Apr 04, 2006 22:05
The problems to be faced are vast and complex, but come down to this: 6.5 billion people are breeding exponentially. The process of fulfilling their wants and needs is stripping the earth of its biotic capacity to produce life; a climactic bust of consumption by a single species is overwhelming the skies, earth, waters, and fauna. As Lester Brown patiently explains in his annual survey, State of the World, every living system on earth is in decline. Making matters worse, we are in the middle of a once-in-a-billion-year blowout sale of hydrocarbons. They are being combusted into the atmosphere at a rate that will effectively double-glaze the planet within the next fifty years, with unknown climatic results. The cornucopia of resources that are being extracted, mined, and harvested are so poorly distributed that 20 percent of the earth's people are chronically hungry or starving, while the rest of the population, largely in the North, control and consume 80 percent of the worlds's wealth.
Since business in its myriad forms is primarily responsible for this plunder, it is appropriate that a growing number of companies ask themselves, how do we conduct business honorably in the latter days of industrialism and the beginning of an ecological age? Companies are coming to realize that they may succeed according to conventional standards and still be violating profoundly important biological and natural systems. The question is, can we create profitable, expandable companies that do not destroy, directly or indirectly, the world around them?

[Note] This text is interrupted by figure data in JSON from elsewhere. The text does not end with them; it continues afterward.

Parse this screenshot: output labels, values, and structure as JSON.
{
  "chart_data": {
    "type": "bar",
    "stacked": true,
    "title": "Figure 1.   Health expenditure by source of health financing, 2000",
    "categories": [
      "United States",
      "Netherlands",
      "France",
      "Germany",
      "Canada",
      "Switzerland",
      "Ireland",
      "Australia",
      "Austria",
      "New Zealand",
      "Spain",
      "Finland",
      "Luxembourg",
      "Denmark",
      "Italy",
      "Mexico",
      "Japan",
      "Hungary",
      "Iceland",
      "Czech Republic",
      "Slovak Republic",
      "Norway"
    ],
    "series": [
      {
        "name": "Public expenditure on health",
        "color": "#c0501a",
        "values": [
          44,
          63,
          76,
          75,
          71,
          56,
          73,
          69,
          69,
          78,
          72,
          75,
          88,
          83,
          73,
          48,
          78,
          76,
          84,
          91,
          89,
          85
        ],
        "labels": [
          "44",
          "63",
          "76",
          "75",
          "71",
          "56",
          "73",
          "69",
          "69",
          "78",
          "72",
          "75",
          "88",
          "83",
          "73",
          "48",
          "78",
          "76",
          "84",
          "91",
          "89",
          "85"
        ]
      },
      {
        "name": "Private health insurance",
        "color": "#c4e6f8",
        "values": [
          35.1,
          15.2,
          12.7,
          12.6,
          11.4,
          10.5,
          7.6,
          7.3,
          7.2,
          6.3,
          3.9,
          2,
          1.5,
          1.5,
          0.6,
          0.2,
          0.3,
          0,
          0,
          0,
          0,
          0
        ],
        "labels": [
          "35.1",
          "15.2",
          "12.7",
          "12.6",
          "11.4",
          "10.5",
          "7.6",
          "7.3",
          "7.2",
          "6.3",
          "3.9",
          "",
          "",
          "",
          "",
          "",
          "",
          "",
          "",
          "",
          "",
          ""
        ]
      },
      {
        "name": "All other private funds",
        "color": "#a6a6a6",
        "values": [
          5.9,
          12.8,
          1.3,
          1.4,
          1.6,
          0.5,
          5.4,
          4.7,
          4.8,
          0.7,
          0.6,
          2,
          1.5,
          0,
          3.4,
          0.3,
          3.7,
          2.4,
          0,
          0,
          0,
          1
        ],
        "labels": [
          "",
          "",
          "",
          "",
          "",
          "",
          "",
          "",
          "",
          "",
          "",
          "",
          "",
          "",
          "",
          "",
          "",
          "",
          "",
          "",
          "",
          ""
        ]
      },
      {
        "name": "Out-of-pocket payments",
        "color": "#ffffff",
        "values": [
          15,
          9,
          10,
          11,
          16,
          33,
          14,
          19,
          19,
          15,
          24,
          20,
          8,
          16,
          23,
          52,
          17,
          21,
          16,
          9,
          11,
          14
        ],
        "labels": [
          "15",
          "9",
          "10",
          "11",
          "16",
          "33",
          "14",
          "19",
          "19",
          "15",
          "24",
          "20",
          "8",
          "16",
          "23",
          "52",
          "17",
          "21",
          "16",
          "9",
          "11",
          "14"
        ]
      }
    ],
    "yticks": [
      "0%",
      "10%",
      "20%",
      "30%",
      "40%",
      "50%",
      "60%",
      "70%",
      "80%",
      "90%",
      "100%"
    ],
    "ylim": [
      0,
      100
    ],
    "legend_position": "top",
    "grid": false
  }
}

A hundred years ago, even fifty years ago, it did not seem urgent that we understand the relationship between business and a healthy environment, because natural resources seemed unlimited. But we now know that we have decimated ninety-seven percent of the ancient forests in North America; every day our farmers and ranchers draw out 20 billion more gallons of water from the ground than are replaced by rainfall; the Oglala Aquifer, an underwater river beneath the Great Plains larger than any body of fresh water on earth, will dry up in twenty to thirty years at present rates of extraction; globally we lose 25 billion tons of fertile topsoil every year, the equivalent of all the wheat fields on Australia. These critical losses are occurring while the world population is increasing at the rate of 90 million people per year. Given current corporate practices, not one wildlife reserve, wilderness, or indigenous culture will survive the global market economy. We know that every natural system on the planet is disintegrating. The land, water, air, and sea have been functionally transformed from life-supporting systems into repositories for waste.
There is no polite way to say that business is destroying the world.
Having always been environmentally conscious, I thought I understood the nature and the extent of the problems we face. But as I reviewed much of the new literature in the field, I discovered that the more I researched the issues, the more disquieting I found the information. The rate and extent of environmental degradation is far in excess of anything I had previously imagined. The situation was like the textbook illusion in which the viewer is presented with a jumble of halftone dots that reveals an image of Abraham Lincoln only when seen from a distance. Each of the sources I looked at was one such dot, not meaningless in itself, but only a part of the picture.
The problem we face if far greater than anything portrayed by the media.
I came to understand well the despair of one epidemiologist who, after reviewing the work in her field and convening a conference to examine the effects of chlorinated compounds on embryonic development, went into a clinical depression for six months. The revelations of that conference were worse than any single participant could have anticipated: The immune system of every unborn child in the world will soon be adversely and irrevocably affected by the persistent toxins in our food, air, and water.
From this perspective, recycling aluminum cans in the company cafeteria and ceremonial tree plantings are about as effective as bailing out the Titanic with teaspoons. While recycling and tree planting are good and necessary ideas, they are woefully inadequate. How can business itself survive a continued pattern of worldwide degradation in living systems? What is the logic of extracting diminishing resources in order to create capital to finance more consumption and demand on those same diminishing resources? How do we imagine our future when our commercial systems conflict with everything nature teaches us?
Constructive changes in our relationship to the environment have thus far been thwarted primarily because business is not properly designed to adapt to the situation we face.